As my Right Honourable Friend, the Home Secretary, made clear in the statement
made to the House on 10 July, Official Report, columns 456-459, communications
data is an absolutely fundamental tool in the investigation of serious crime.
The Crown Prosecution Service Organised Crime Division has indicated that
communications data plays a role in 95% of the serious and organised crime
cases that they handle. An Association of Chief Police Officers' survey from
2012 demonstrated the wide range of serious crime types that communications
data is used to investigate, including terrorism, drugs trafficking and child
abuse. Total crime figures, recorded by the police, and including breakdowns
by crime type, can be found on the Office for National Statistics website.

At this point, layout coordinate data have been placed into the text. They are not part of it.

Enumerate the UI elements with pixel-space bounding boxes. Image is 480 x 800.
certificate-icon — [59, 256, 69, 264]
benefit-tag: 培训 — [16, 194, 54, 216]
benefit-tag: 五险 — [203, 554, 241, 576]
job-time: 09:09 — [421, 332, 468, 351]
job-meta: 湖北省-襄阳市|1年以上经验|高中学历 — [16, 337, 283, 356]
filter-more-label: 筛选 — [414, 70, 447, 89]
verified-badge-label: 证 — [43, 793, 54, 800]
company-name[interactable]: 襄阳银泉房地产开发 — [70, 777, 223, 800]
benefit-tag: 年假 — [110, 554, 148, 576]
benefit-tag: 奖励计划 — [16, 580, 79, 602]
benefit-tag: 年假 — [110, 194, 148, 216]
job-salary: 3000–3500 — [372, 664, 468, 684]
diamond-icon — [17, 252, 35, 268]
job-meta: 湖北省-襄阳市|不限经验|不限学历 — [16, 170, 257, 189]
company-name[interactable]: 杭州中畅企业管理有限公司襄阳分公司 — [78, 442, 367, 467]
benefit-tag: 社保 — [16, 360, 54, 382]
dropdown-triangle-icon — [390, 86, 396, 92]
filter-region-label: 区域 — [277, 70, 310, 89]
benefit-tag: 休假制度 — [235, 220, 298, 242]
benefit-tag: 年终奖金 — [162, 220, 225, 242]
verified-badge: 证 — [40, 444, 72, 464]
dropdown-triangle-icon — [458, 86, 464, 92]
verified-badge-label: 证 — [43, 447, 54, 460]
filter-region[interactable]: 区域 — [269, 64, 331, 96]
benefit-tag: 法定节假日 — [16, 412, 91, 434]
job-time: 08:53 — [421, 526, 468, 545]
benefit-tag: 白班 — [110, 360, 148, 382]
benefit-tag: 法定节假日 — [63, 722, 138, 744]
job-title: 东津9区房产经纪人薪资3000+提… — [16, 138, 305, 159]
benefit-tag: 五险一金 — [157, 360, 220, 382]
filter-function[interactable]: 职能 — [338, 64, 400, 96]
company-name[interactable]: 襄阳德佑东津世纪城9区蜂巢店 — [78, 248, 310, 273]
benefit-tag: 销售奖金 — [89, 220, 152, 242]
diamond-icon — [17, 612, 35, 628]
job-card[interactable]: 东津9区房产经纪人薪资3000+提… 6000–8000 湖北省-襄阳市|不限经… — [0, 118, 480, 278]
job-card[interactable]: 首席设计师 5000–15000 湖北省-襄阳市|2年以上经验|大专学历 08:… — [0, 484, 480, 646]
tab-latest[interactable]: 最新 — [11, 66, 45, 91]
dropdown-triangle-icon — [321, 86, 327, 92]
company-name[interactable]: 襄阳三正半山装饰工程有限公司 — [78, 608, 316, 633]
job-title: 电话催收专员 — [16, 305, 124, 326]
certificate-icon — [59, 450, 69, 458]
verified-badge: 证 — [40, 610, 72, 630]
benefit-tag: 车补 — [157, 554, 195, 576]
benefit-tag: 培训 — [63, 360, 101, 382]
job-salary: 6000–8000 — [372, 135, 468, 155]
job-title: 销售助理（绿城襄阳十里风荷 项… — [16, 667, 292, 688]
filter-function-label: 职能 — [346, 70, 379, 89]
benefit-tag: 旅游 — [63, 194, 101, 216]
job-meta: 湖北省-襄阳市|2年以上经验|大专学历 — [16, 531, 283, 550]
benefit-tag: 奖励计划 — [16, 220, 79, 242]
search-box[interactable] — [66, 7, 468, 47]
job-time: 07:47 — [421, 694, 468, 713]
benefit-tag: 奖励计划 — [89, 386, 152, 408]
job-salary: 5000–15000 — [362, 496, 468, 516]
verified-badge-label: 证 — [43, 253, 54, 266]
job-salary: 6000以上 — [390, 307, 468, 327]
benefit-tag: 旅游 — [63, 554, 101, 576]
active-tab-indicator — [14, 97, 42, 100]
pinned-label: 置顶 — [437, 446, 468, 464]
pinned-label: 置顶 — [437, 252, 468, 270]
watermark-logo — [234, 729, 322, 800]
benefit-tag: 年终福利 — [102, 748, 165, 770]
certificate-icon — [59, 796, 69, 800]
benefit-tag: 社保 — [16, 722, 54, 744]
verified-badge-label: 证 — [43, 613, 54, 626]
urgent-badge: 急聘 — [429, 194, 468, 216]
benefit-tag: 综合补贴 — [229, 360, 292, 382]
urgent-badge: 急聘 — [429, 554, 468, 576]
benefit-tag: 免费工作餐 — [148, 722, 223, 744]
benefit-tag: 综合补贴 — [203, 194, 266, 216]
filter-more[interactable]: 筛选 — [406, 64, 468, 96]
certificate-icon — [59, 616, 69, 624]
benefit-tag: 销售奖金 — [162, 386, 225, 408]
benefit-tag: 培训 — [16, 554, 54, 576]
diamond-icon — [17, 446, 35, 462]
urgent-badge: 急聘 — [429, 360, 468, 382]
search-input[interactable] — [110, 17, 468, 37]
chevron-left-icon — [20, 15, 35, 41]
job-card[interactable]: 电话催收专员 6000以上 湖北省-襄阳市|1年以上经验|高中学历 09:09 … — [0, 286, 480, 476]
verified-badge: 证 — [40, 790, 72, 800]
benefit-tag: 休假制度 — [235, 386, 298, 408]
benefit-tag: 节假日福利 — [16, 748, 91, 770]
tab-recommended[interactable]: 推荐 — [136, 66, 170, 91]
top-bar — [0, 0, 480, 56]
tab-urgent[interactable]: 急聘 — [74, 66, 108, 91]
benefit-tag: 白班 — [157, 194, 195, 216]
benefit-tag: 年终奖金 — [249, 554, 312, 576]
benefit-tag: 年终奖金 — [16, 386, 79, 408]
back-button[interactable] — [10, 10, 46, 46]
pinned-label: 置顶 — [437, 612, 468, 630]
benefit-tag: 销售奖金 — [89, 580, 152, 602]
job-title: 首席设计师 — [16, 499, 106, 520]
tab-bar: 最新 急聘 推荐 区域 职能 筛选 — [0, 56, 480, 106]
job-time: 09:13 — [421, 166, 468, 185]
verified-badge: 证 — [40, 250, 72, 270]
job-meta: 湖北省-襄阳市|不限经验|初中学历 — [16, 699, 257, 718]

Law enforcement agencies do not routinely make a record of all of the
investigatory techniques that they use when investigating individual crimes, as
there is no operational reason to do so. However, Keith Bristow, Director
General of the National Crime Agency, made clear in his speech to the Police
Foundation on 24 June that communications data is most commonly used in the
investigation of the most serious offences, such as murder, rape and kidnap,
and that communications data is overwhelmingly the most powerful tool available
to those investigating child sexual exploitation.